What was it about this place that made her jaw drop every five minutes? “Excuse me?”
He nodded. “The people here at CATE gave me the best possible start in life. The least I could do is return the favor and give back to this school as much as I can. When I stumbled across your path and learned through your teen-era videos that you’d tried to get into CATE, it just seemed like fate to me. Better late than never, but I finally managed to get you here.”
“My invitation to the fete was your doing?” She put a hand to her brow in the hope that it would stop her brain from reeling. It didn't. “I thought—assumed, really—that my being here was due to the influence of the headmistress’s teenaged daughter.”
“She might have helped sway Charlotte’s final decision, but the one who brought you to the board's attention was me. You should have been here from the beginning,” he added, his expression so matter-of-fact she couldn’t help but believe he meant every word. “There was no way I could’ve given you that dream when you were a kid. But if I had known about your existence back then, I still would’ve tried my damnedest to get you here. I know I would have been a few years ahead of you, but I can guarantee you that I would have been your first love.
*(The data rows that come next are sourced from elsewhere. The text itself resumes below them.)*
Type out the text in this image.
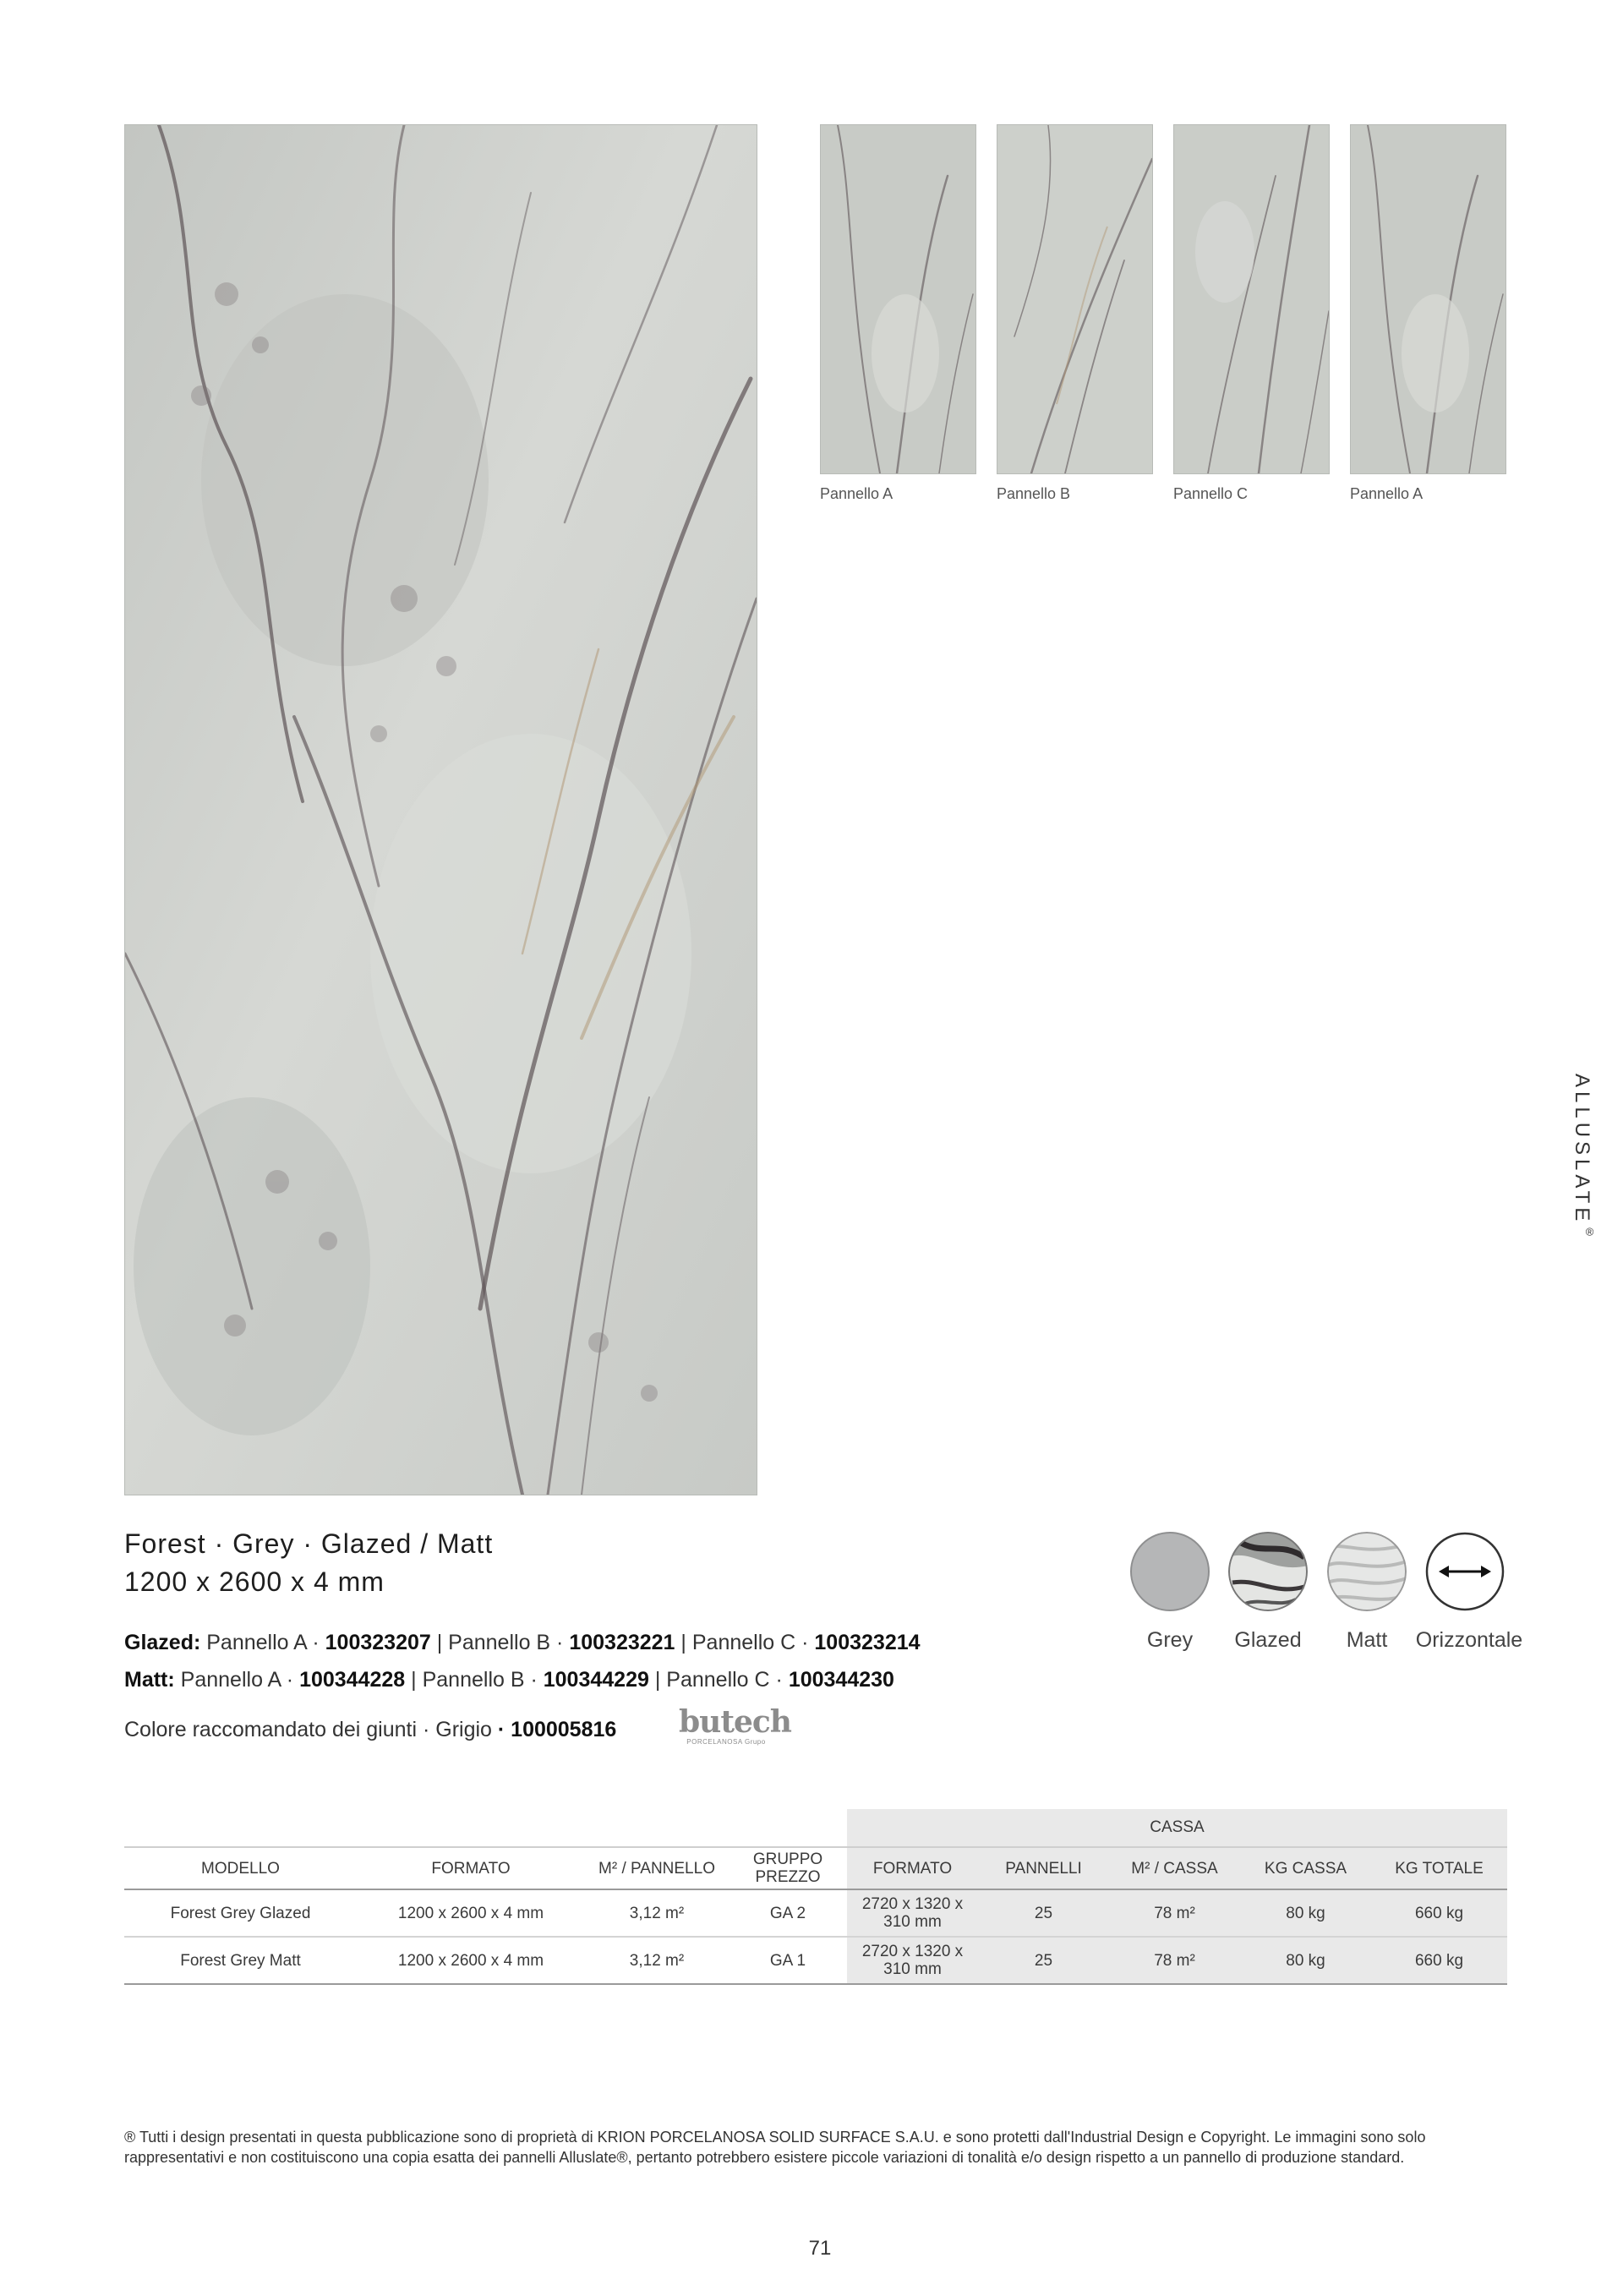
Pannello A	Pannello B	Pannello C	Pannello A
ALLUSLATE®
Forest · Grey · Glazed / Matt
1200 x 2600 x 4 mm
Glazed: Pannello A · 100323207 | Pannello B · 100323221 | Pannello C · 100323214
Matt: Pannello A · 100344228 | Pannello B · 100344229 | Pannello C · 100344230
Colore raccomandato dei giunti · Grigio · 100005816 butech
PORCELANOSA Grupo
Grey	Glazed	Matt	Orizzontale
				CASSA				
MODELLO	FORMATO	M² / PANNELLO	GRUPPO PREZZO	FORMATO	PANNELLI	M² / CASSA	KG CASSA	KG TOTALE
Forest Grey Glazed	1200 x 2600 x 4 mm	3,12 m²	GA 2	2720 x 1320 x 310 mm	25	78 m²	80 kg	660 kg
Forest Grey Matt	1200 x 2600 x 4 mm	3,12 m²	GA 1	2720 x 1320 x 310 mm	25	78 m²	80 kg	660 kg
® Tutti i design presentati in questa pubblicazione sono di proprietà di KRION PORCELANOSA SOLID SURFACE S.A.U. e sono protetti dall'Industrial Design e Copyright. Le immagini sono solo rappresentativi e non costituiscono una copia esatta dei pannelli Alluslate®, pertanto potrebbero esistere piccole variazioni di tonalità e/o design rispetto a un pannello di produzione standard.
71
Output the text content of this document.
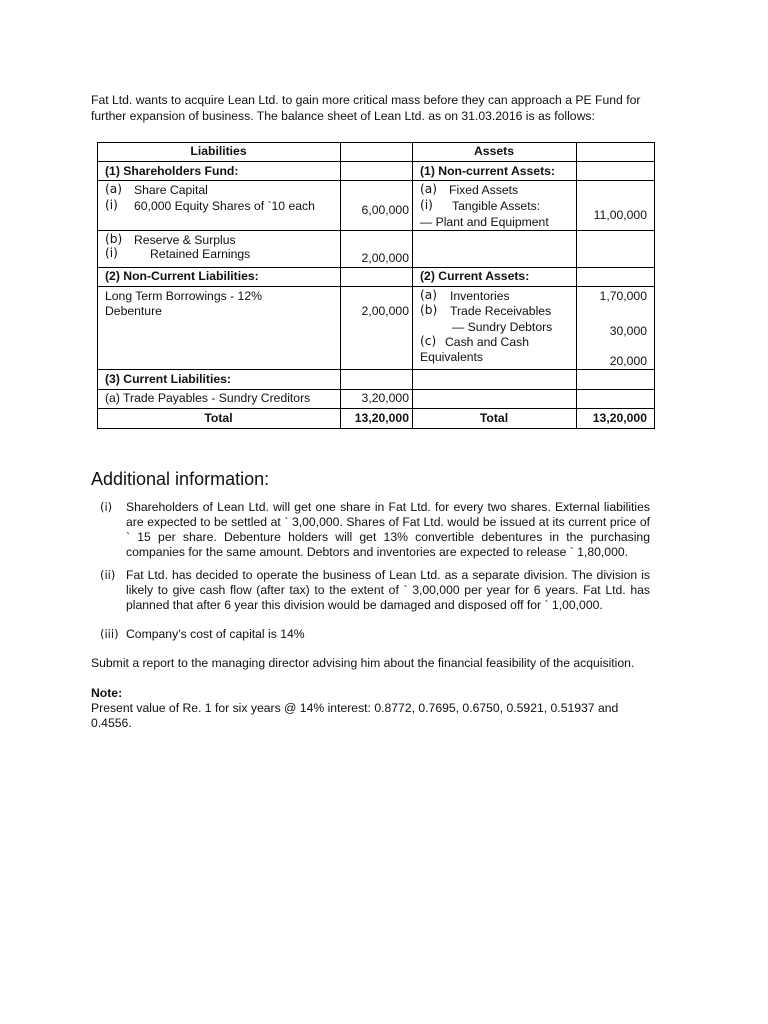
Fat Ltd. wants to acquire Lean Ltd. to gain more critical mass before they can approach a PE Fund for further expansion of business. The balance sheet of Lean Ltd. as on 31.03.2016 is as follows:

Liabilities	Assets
(1) Shareholders Fund:
(a) Share Capital
(i) 60,000 Equity Shares of `10 each
(b) Reserve & Surplus
(i)	Retained Earnings
(2) Non-Current Liabilities:
Long Term Borrowings - 12%
Debenture
(3) Current Liabilities:
(a) Trade Payables - Sundry Creditors
Total
6,00,000
2,00,000
2,00,000
3,20,000
13,20,000
(1) Non-current Assets:
(a) Fixed Assets
(i) Tangible Assets:
— Plant and Equipment
(2) Current Assets:
(a) Inventories
(b) Trade Receivables
— Sundry Debtors
(c) Cash and Cash
Equivalents
Total
11,00,000
1,70,000
30,000
20,000
13,20,000
Additional information:
(i) Shareholders of Lean Ltd. will get one share in Fat Ltd. for every two shares. External liabilities are expected to be settled at ` 3,00,000. Shares of Fat Ltd. would be issued at its current price of ` 15 per share. Debenture holders will get 13% convertible debentures in the purchasing companies for the same amount. Debtors and inventories are expected to release ` 1,80,000.
(ii) Fat Ltd. has decided to operate the business of Lean Ltd. as a separate division. The division is likely to give cash flow (after tax) to the extent of ` 3,00,000 per year for 6 years. Fat Ltd. has planned that after 6 year this division would be damaged and disposed off for ` 1,00,000.
(iii) Company’s cost of capital is 14%

Submit a report to the managing director advising him about the financial feasibility of the acquisition.

Note:

Present value of Re. 1 for six years @ 14% interest: 0.8772, 0.7695, 0.6750, 0.5921, 0.51937 and 0.4556.
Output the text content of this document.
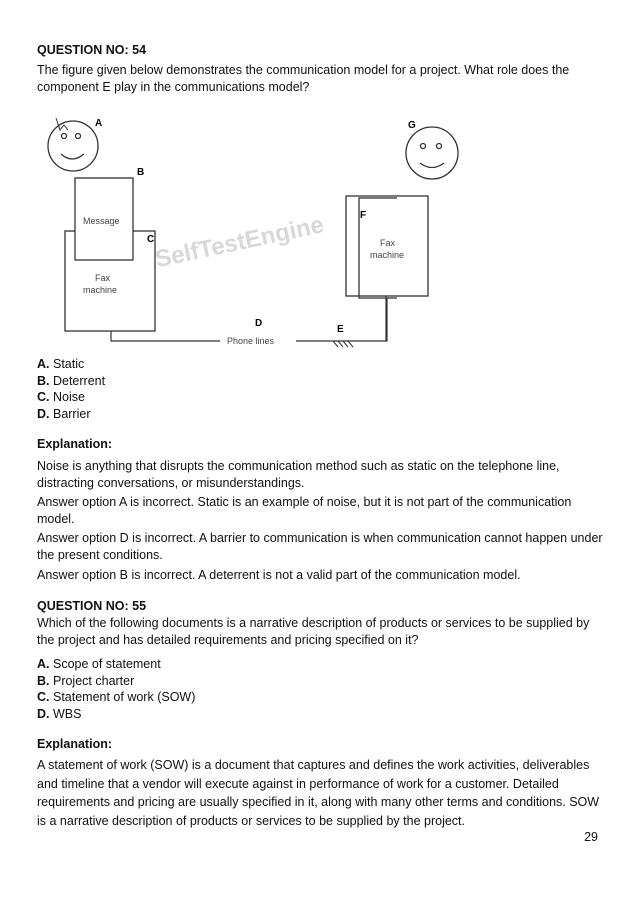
QUESTION NO: 54
The figure given below demonstrates the communication model for a project. What role does the component E play in the communications model?
SelfTestEngine
A
Message
Fax
machine
B
C
Phone lines
D
E
G
F
Fax
machine
A. Static
B. Deterrent
C. Noise
D. Barrier
Explanation:
Noise is anything that disrupts the communication method such as static on the telephone line, distracting conversations, or misunderstandings.
Answer option A is incorrect. Static is an example of noise, but it is not part of the communication model.
Answer option D is incorrect. A barrier to communication is when communication cannot happen under the present conditions.
Answer option B is incorrect. A deterrent is not a valid part of the communication model.
QUESTION NO: 55
Which of the following documents is a narrative description of products or services to be supplied by the project and has detailed requirements and pricing specified on it?
A. Scope of statement
B. Project charter
C. Statement of work (SOW)
D. WBS
Explanation:
A statement of work (SOW) is a document that captures and defines the work activities, deliverables and timeline that a vendor will execute against in performance of work for a customer. Detailed requirements and pricing are usually specified in it, along with many other terms and conditions. SOW is a narrative description of products or services to be supplied by the project.
29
I'm telling myself it's enough that I'm going to be your last.”
Still flabbergasted by how he had gone out of his way to give her the long-ago dream of CATE, her head snapped around at his last words. “What?” Wow, that really seemed to be her favorite word of the day.
“I know it's a lot.” He lifted his shoulder like it was a piddling problem he had no time to address. “I get it. But I believe in you, Hannah. Deep down, I know you’re strong enough to take whatever I throw at you.”
That depended on what he was throwing. “As long as you’re throwing the truth at me. Even if it’s an ugly truth, I’m all for it.”
“You don’t think there’s anything ugly about what’s between us.” He reached up to slide his mask off, all the while his gaze burning into hers. “Do you?”
“No.” It came out as a scandalized whisper, but it was all she could manage. What was between them was the purest source of joy she had in her life, as long as she didn’t screw it all up with self-protective crap. “I love what we have. I know it probably doesn’t seem that way, but I love who and what we are when we’re together.” She swallowed hard against the knot of remorse in her throat and unleashed the words he needed to hear. “I haven’t done a great job at being what you need, Dalton, and I hate knowing that. I hate it because you deserve better than a woman who sucks at accepting that this perfect man before her really isn’t too good to be true.”
That got her a hint of a smile. “Perfect, huh?”
“Perfect beyond imagining.” A rocky little laugh escaped her. “I didn’t lie when I told Bebe Zaiger that. I guess a part of me is worried that once we’ve known each other a while, you’re going to realize there’s probably a reason why my family couldn’t stand to be around me. So, yeah, I guess you were right about me being a coward who thinks it’s better to leave first, rather than be left behind.”
He took a step toward her. “It takes some spine to own up to that kind of shit, and you just did that. So, you know what that makes me think?”
She could only imagine. “That you should head for the hills?”
He shook his head and took another step. “It makes me think you hated letting fear get in your way, so you’re busting right through it and standing here for me to see the real you, in all your glory. And make no mistake, beautiful. You pushing aside a fear that was baked into your bones from birth just so you can show me who you really are is the most glorious sight I’ve ever seen.”